The auto model router already has model.crud style permissions attached and will require auth as long as you have some api auth middleware enabled. If you have auth middleware enabled but you still want autoapi routes to be public, or to use a single permission, override it with the options argument on .include()

This will wipe out all scopes, meaning all auto endpoints are now PUBLIC

# Include dynamic model CRUD API endpoints (the "auto API")!
# These routes are automatically protected by model.crud style permissions.
@route.group()
def autoapi():
    route.include(ModelRouter, options={
        'scopes': []
    })

This will set all to just 'authenticated', so the model.crud scopes are wiped out.

# Include dynamic model CRUD API endpoints (the "auto API")!
# These routes are automatically protected by model.crud style permissions.
@route.group()
def autoapi():
    route.include(ModelRouter, options={
        'scopes': ['authenticated']
    })

This will append this scope to the existing auto model.crud scopes. And endpoints are only allows if user has ALL permissions, ie: both ['allowcrud', 'posts.read'] (unless your admin, it always wins)
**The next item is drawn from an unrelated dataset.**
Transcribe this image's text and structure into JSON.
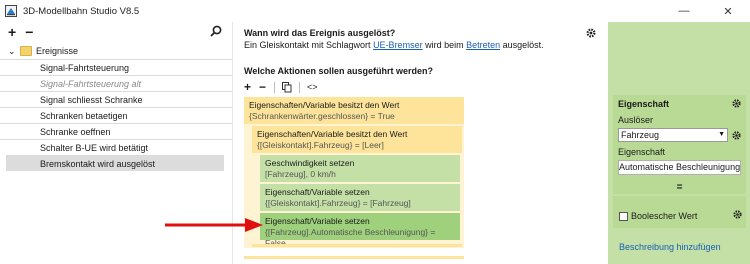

@route.group(scopes=['allowcrud'])
def autoapi():
    route.include(ModelRouter)

Auto API

Uvicore has an automatic CRUD Model Router for API usage which can be enabled in your http/routes/api.py like so

# http/routes/api.py
def register(self, route: ApiRouter):
    # ...

    # Include dynamic model CRUD API endpoints (the "auto API")!
    # These routes are automatically protected by model.crud style permissions.
    route.include(ModelRouter)

    # ...

For every uvicore model, multiple API endpoints are automatically created to perform CRUD operations on the list of models via /users or a single model via /users/{id}. You can see these new routes when viewing the OpenAPI doc endpoint at http://localhost:5000/api/docs

Permissions

When a uvicore model is created, a set of model.crud style permissions are automatically generated and stored in the permissions database table. For example

entity name
users users.create
users users.read
users users.update
users users.delete

When visiting GET http://localhost:5000/api/users the user must have the users.read scope. Scopes are the same as these permission strings.

Note

Permissions and Scopes are the same thing. You limit all endpoints using the scopes=[] List which are linked to the user/groups/roles in the database as permissions.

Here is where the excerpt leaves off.